Harriet Doerr, published by Penguin Books 1984
I was drawn to Stones for Ibarra by a Wikipedia comparison to One Hundred Years of Solitude and a mention of magical realism. It’s the story of Sara and Richard Delton and their experience in moving from California to Ibarra, a small village in Mexico, to reopen Richard’s grandfather’s abandoned copper mine. Nearly every chapter is a glimpse into one facet of the lives of the villagers – the poor, the pious, and the slightly criminal. Soon though, it’s clear that we are inside Sara’s head, and the last few chapters are less about the village and more about their marriage.Doerr’s prose is spare and expressive; if the book were a painting it would be drawn with vivid colors, a landscape populated with simply depicted people and animals. The viewer would have a clear understanding of the lives being illustrated and of the natural world surrounding them.

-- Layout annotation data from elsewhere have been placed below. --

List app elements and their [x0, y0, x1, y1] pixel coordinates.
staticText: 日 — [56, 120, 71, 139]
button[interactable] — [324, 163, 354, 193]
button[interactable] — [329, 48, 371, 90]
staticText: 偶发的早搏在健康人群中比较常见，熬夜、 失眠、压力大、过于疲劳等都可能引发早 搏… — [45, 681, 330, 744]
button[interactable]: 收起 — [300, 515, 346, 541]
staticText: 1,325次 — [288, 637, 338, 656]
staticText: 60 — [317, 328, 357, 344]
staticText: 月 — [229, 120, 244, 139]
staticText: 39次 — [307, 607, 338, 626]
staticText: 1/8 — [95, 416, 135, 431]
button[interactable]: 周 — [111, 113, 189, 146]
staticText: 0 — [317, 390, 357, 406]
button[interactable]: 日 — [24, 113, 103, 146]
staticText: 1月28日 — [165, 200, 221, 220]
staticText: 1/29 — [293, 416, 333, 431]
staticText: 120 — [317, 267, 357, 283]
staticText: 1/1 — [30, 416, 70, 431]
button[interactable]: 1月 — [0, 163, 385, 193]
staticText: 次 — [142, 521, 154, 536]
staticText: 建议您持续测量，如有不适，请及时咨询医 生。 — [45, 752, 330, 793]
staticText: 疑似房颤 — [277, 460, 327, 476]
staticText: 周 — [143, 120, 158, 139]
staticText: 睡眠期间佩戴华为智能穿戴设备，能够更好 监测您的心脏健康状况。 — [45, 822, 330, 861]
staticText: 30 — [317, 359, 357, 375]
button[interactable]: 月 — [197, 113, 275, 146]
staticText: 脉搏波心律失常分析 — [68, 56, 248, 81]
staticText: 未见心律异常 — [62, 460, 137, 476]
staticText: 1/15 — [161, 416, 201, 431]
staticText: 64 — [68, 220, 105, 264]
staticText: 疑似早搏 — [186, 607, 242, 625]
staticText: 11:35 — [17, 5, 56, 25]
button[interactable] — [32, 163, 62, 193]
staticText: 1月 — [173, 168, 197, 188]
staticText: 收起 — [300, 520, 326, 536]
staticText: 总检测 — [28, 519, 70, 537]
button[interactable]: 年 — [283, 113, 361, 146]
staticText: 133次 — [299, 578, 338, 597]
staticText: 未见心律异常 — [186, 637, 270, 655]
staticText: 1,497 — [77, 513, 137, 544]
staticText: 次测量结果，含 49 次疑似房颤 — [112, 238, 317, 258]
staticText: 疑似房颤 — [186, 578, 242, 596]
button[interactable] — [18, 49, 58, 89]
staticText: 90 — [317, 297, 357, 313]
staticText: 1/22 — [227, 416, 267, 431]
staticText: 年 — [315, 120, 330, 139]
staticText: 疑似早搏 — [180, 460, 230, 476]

Harriet Doerr and her husband Albert did move from San Francisco to Mexico to run Albert’s family mine, and their story ended much as the Deltons’ did. Although it’s presented as novel rather than memoir, this is based on actual events. I’m not certain how strictly autobiographical it is – did Luis, Ignacio, and Paz really exist? Did Lourdes the housekeeper really hide charms around the house to keep the Deltons healthy and the mine prosperous? We don’t know, and I don’t want to know.
Stones for Ibarra is a little young for a classic, but it reads like a classic and it won a National Book Award for First Work of Fiction, among many other awards. The author wrote a second novel and a collection of short stories and essays. The book was the basis for a movie made for TV in 1988 starring Glenn Close and Keith Carradine. I have not seen the movie.